And thank God he’d sent the girl away! Homer understood now why he had got her mixed up in his reckless adventure, why he had allowed her to walk into the lions’ cage. He’d got carried away, playing the writer, and forgotten that she wasn’t a figment of his imagination.
Homer’s novel would turn out different from the way he had thought of it, it would be about something different. But from the very beginning Homer had attempted to shoulder an impossibly heavy burden. How could all the people be fitted into a single book? Even the crowd through which the old man was walking at the moment would be cramped on a book’s pages. Homer didn’t want to transform his book into a communal grave, with flickering columns of names that dazzled the eyes and bronze letters, behind which it was impossible to glimpse the faces and characters of the fallen.

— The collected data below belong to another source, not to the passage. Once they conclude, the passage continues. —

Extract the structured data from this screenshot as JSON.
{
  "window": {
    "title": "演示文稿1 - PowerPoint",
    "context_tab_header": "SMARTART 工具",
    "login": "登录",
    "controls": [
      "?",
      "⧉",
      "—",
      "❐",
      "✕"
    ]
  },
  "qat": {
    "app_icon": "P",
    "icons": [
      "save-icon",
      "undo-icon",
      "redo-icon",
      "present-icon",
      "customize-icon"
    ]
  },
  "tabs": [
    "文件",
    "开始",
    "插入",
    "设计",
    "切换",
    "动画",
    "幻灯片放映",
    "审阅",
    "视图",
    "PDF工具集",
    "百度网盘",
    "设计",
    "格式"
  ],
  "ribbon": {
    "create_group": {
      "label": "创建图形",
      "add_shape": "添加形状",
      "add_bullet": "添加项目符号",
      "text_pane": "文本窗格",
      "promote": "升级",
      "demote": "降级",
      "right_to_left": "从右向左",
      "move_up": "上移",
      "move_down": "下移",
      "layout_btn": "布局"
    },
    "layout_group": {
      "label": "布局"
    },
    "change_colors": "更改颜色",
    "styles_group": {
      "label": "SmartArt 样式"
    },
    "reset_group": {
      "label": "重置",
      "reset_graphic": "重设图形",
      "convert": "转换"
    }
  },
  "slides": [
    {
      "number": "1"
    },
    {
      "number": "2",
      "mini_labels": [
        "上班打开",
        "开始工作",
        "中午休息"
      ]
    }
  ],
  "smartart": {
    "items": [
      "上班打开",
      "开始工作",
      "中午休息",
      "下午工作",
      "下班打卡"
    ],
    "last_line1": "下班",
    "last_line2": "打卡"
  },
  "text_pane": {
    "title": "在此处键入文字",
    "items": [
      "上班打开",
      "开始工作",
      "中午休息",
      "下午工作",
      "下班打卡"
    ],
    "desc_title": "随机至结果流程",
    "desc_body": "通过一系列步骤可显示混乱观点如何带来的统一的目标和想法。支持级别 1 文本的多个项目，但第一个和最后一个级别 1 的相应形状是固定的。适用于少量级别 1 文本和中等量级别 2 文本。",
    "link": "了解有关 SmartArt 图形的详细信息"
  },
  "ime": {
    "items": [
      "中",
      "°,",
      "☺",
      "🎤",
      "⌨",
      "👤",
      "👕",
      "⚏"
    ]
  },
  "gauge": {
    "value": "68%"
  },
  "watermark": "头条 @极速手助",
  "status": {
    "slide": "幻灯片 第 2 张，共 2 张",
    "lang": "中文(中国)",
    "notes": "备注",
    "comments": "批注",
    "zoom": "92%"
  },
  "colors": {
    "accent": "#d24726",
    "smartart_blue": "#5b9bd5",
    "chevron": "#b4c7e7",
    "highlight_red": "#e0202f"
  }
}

No, it wouldn’t work. Even his memory, so corroded by the passage of time that it had started springing leaks a long time ago, couldn’t take all these people on board. The pockmarked face of a sweet seller, and the pale, sharp-nosed face of the little girl handing him a cartridge. And her mother’s smile, beaming as bright as the smile of a Madonna, and the lecherous, sticky smile of the soldier walking by. And the harsh wrinkles of the ancient beggars appealing for charity right there, and the laughing wrinkles beside the eyes of a thirty-year-old woman.
Which of them was a rapist, or a money-grubber, or a thief, or a traitor, or a rake, or a prophet, or a righteous man, and which of them still hadn’t found themselves yet – Homer didn’t know all that. It wasn’t revealed to him what the sweet seller was really thinking about when he looked at the little girl, what was really meant by her mother’s smile – the smile of someone else’s wife ignited by the spark of a soldier’s gaze – or how the beggar used to make his living before his legs gave out. And so it wasn’t for Homer to decide who deserved immortal fame and who didn’t.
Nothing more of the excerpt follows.